In a broader sense, however, the trend may pose a burden on the Korean economy. Resource-poor South Korea depends heavily on the import of raw materials and grains. The drastic rise in prices of raw materials will increase companies’ production costs as well as the cost of living. Local exporters may lose their competitiveness, while low-income households will find it more difficult to make ends meet. That’s why analysts are concerned over inflation, even while welcoming the rising commodities prices as a sign of recovery.
For Korea, rising prices of raw materials will increase import prices and production costs. Consumer prices will subsequently rise as well. The International Monetary Fund has estimated the average consumer prices growth of advanced economies this year at between 1 percent and 2 percent.

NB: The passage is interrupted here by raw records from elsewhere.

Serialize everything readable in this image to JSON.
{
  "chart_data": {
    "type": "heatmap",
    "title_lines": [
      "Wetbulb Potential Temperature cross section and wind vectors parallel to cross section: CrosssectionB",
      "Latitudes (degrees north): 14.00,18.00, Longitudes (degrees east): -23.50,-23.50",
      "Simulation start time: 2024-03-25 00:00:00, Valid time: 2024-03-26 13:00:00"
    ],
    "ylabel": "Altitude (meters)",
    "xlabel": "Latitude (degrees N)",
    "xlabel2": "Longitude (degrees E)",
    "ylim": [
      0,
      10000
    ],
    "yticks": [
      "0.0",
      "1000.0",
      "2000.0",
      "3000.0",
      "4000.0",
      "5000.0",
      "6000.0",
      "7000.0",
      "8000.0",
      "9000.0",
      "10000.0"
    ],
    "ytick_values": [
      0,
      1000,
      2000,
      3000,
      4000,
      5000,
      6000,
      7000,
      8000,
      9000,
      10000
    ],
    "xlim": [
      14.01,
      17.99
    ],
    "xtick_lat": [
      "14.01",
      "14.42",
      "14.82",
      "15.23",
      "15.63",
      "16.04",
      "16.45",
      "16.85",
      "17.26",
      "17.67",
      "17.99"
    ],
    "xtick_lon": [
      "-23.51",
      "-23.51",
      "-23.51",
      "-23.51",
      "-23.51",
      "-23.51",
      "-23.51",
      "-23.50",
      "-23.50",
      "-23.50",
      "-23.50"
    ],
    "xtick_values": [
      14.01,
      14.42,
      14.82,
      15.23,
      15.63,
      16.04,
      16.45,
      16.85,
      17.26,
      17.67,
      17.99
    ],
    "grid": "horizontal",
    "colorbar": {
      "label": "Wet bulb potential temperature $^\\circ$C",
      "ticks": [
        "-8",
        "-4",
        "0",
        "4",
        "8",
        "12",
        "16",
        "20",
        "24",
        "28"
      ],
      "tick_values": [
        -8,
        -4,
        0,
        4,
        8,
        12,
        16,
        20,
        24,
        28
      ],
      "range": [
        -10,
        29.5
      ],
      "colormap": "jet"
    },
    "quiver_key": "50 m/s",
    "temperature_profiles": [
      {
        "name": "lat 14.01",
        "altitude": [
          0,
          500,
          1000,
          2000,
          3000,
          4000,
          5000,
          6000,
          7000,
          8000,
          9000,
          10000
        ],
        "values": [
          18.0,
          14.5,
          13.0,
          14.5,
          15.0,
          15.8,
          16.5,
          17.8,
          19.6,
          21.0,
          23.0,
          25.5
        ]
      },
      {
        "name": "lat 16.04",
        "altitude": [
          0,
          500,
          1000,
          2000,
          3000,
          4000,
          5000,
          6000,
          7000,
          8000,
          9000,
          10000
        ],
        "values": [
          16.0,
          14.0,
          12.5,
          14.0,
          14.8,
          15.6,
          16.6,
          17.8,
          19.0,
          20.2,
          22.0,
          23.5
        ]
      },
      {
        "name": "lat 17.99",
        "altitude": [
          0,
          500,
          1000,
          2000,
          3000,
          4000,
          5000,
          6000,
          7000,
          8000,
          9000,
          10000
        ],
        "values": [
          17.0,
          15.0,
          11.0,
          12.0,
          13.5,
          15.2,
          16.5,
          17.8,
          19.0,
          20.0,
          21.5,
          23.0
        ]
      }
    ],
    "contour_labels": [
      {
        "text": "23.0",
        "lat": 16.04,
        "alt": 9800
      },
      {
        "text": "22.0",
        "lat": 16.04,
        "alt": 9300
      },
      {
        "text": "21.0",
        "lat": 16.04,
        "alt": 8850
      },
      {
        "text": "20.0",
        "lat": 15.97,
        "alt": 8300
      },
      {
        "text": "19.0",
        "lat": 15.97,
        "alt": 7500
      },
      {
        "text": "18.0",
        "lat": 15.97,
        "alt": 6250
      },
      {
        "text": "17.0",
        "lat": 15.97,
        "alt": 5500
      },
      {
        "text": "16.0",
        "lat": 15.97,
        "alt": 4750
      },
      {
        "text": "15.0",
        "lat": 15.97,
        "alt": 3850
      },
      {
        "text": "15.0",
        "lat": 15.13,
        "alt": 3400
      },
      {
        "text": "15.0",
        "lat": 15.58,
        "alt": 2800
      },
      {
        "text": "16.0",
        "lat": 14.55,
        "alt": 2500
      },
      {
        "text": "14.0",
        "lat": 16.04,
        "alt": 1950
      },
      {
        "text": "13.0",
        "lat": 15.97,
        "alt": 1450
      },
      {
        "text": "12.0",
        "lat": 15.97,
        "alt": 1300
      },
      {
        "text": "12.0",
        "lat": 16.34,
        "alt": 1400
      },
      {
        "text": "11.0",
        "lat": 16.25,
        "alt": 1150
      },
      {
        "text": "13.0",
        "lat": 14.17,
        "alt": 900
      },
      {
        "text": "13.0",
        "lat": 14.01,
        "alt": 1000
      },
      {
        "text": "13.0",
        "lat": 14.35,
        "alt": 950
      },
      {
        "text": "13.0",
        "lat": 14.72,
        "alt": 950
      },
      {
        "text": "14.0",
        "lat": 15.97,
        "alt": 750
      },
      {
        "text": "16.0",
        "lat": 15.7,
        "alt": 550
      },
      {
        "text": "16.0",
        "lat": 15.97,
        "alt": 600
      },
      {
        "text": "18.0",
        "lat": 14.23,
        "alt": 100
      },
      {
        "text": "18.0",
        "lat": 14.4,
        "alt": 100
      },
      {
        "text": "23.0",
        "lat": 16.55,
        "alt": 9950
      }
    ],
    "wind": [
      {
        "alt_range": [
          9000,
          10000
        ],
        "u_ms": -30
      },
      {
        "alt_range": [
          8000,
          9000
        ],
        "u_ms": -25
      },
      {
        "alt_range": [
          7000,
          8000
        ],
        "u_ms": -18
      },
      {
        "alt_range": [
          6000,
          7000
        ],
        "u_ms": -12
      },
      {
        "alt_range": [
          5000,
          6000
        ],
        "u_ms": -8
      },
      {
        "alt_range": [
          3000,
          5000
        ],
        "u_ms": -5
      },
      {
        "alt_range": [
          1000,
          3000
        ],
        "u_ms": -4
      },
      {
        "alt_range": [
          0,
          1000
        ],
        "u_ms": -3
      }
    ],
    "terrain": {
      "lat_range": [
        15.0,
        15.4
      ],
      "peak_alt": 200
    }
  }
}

It remained in the zero percent range in 2020. Advanced countries set an inflation target of 2 percent to keep inflation stable. Given that, the projection for this year is considered appropriate. In this sense, it would be fair to use the term, “reflation,” which refers to the first phase of economic recovery after a period of recession. I think consumer prices growth is returning to moderate levels.
Inflation is considered good or positive when it is based on rising demand and recovery expectations. But it is considered bad when it is driven by dwindling supply and cost increases. Fortunately, many analysts now see the positive side of inflation, in which prices grow gradually on the back of an economic recovery.
Governments around the world are expected to accept inflation to some extent in order to help their countries overcome economic shocks from the pandemic and achieve recovery quickly. Even so, it is necessary for Korea to fend off damaging effects of inflation stemming from rising prices of raw materials and excessive liquidity.
Commodities prices will likely continue to rise. Therefore, Korea needs to make greater diplomatic efforts to secure raw materials without any problem. It would be done by strengthening its partnership with countries producing raw materials. The government may also help companies extend their contracts with those countries so they will not face any setback when procuring raw materials. While prices are expected to grow at a stable level, food prices may go up sharply to place a heavier burden on low-income families. I think the government will also have to draw up a policy aimed at stabilizing food supply and demand.
Korea’s consumer prices only grew 0.4 percent in 2019, 0.5 percent last year and 0.6 percent in January this year. But prices of oil, food, houses, stocks and cryptocurrencies are all increasing.
Given the upswings in global prices of raw materials, prices of industrial goods and public utility fees may also go up in the near future. Inflationary pressure is felt more vividly by vulnerable groups. The government needs to focus on its risk management efforts in preparation for the return of inflation.